Di Mascio Michele, Ribeiro Ruy M, Markowitz Martin, Ho David D, Perelson Alan S

机构信息

Theoretical Division, Los Alamos National Laboratory, 1 Los Alamos Lab, Los Alamos, NM 87545-0001, USA.

出版信息

Math Biosci. 2004 Mar-Apr;188:47-62. doi: 10.1016/j.mbs.2003.08.003.

Abstract

Highly active antiretroviral therapy (HAART), administered to a HAART-naïve patient, perturbs the steady state of chronic infection. This perturbation provides an opportunity to investigate the existence and dynamics of different sources of viral production. Models of HIV dynamics can be used to make a comparative analysis of the efficacies of different drug regimens. When HAART is administered for long periods of time, most patients achieve 'undetectable' viral loads (VLs), i.e., below 50 copies/ml. Use of an ultrasensitive VL assay demonstrates that some of these patients obtain a low steady state VL in the range 5-50 copies/ml, while others continue to exhibit VL declines to below 5 copies/ml.
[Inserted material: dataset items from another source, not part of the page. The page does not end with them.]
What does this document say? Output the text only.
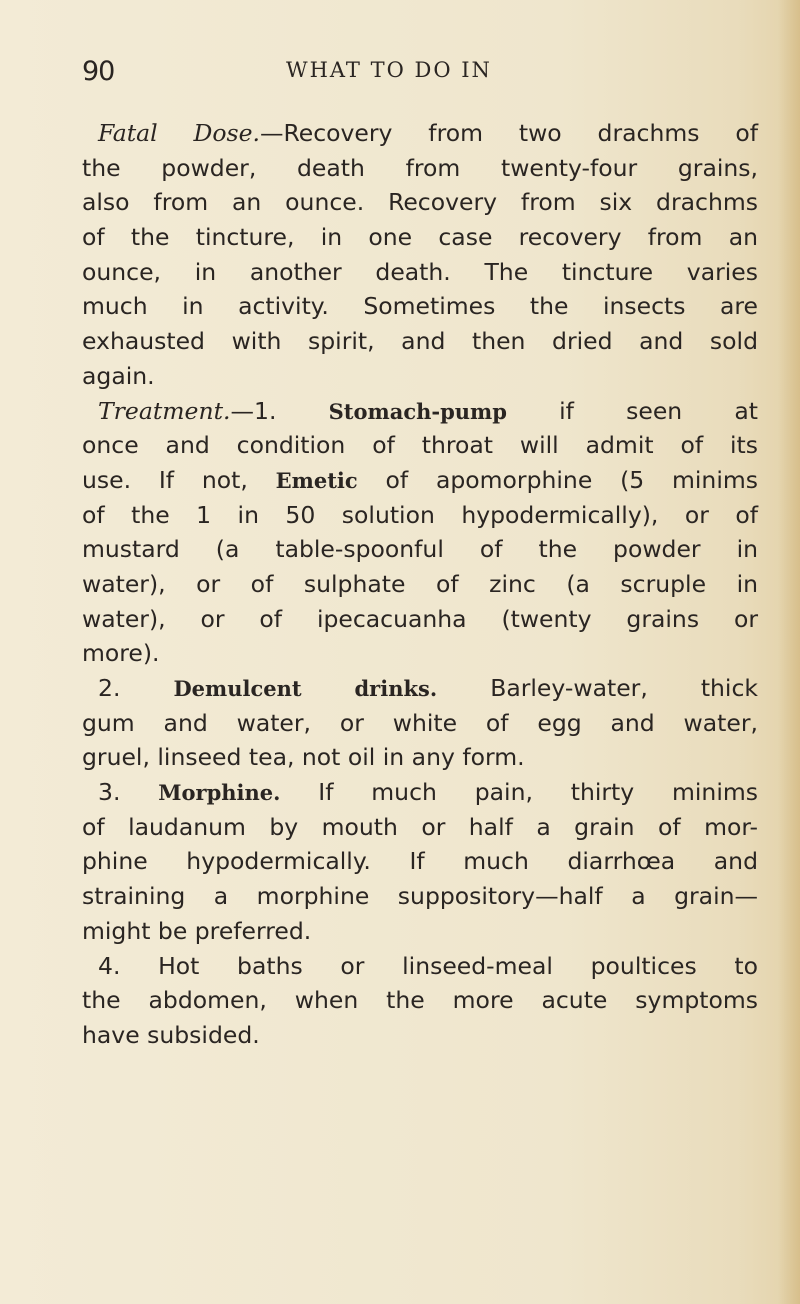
90	WHAT TO DO IN
Fatal Dose.—Recovery from two drachms of
the powder, death from twenty-four grains,
also from an ounce. Recovery from six drachms
of the tincture, in one case recovery from an
ounce, in another death. The tincture varies
much in activity. Sometimes the insects are
exhausted with spirit, and then dried and sold
again.
Treatment.—1. Stomach-pump if seen at
once and condition of throat will admit of its
use. If not, Emetic of apomorphine (5 minims
of the 1 in 50 solution hypodermically), or of
mustard (a table-spoonful of the powder in
water), or of sulphate of zinc (a scruple in
water), or of ipecacuanha (twenty grains or
more).
2. Demulcent drinks. Barley-water, thick
gum and water, or white of egg and water,
gruel, linseed tea, not oil in any form.
3. Morphine. If much pain, thirty minims
of laudanum by mouth or half a grain of mor-
phine hypodermically. If much diarrhœa and
straining a morphine suppository—half a grain—
might be preferred.
4. Hot baths or linseed-meal poultices to
the abdomen, when the more acute symptoms
have subsided.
Interestingly, when patients exhibit continued declines below 50 copies/ml the virus has a half-life of approximately 6 months, consistent with some estimates of the rate of latent cell decline. Some patients, despite having sustained undetectable VLs, show periods of transient viremia (blips). We present a statistical characterization of the blips observed in a set of 123 patients, suggesting that patients have different tendencies to show blips during the period of VL suppression, that intermittent episodes of viremia have common amplitude profiles, and that VL decay from the peak of a blip may have two phases.

摘要

给予从未接受过高效抗逆转录病毒治疗(HAART)的患者高效抗逆转录病毒治疗,会扰乱慢性感染的稳态。这种扰动为研究病毒产生的不同来源的存在和动态提供了机会。HIV动力学模型可用于对不同药物治疗方案的疗效进行比较分析。长期进行HAART治疗时,大多数患者可实现病毒载量(VL)“检测不到”,即低于50拷贝/毫升。使用超灵敏VL检测方法表明,其中一些患者的VL在5 - 50拷贝/毫升范围内达到低稳态,而另一些患者的VL则持续下降至低于5拷贝/毫升。有趣的是,当患者的VL持续下降至低于50拷贝/毫升时,病毒的半衰期约为6个月,这与一些潜伏细胞下降速率的估计一致。一些患者尽管VL持续检测不到,但仍会出现短暂病毒血症期(波动)。我们对一组123例患者中观察到的波动进行了统计特征分析,结果表明患者在VL抑制期出现波动的倾向不同,病毒血症的间歇性发作具有共同的幅度特征,并且从波动峰值开始的VL衰减可能有两个阶段。